We toyed with the idea of making a game about the Chernobyl disaster, but in the end we discarded it because three things: Was a very sad theme, maybe it was too soon and the theme suits perfectly for a cooperative -and we’re not fan of them so will be a problem.
We are eurogamers, and one of the most recurrent themes (apart from the Romans and the Renaissance) are the Egyptians. An event that has always fascinated us has been the transfer of the temple of Abu Simbel by the construction of the Aswan Dam in 1968. Perfect. We have Egyptians, temples, logistics, dams... Smells like wooden cubes being pushed up and down the river!
As a result of thinking about the Aswan Dam, we came up with the idea of developing a route that would connect two points, which would be "built" little by little from the ends, with a player on each side, it seemed to us that this had a powerful image in a game. And although the theme helps us to create, sometimes mechanics are imposed. Finally we opted to carry out a eurogame for two, because the layout was screaming for it, but the theme we initially chose no longer served us.

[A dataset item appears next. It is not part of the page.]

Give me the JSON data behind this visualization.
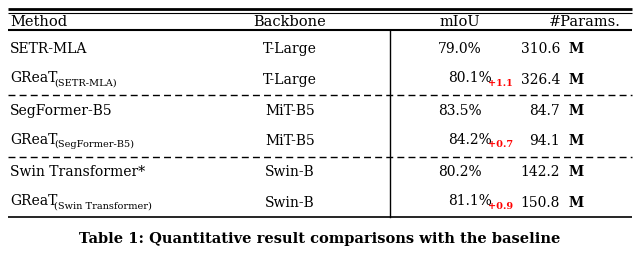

Searching through our list of discarded topics, we spotted the construction of the Channel Tunnel. It had everything! A delimited route(elements to build), that joins two countries (2 players) and has a delimited end (a country builds its part), is set in Europe and is contemporary to us. Besides, what is more euro than a Eurotunnel?
At this point, we had our fears: We didn't know if the nice people in Looping Games would be convinced. We didn’t have all the odds with us: The theme is dry as a desert and being a game for two wasn't an advantage either, as games with a wider range of players are generally preferred.
But designing is taking risks, and we were very happy with what we had came up so we continued. The important thing was to make a game that we could enjoy.
All these premises started the design of Dover - Calais, or as you may know it now: 1987 Channel Tunnel.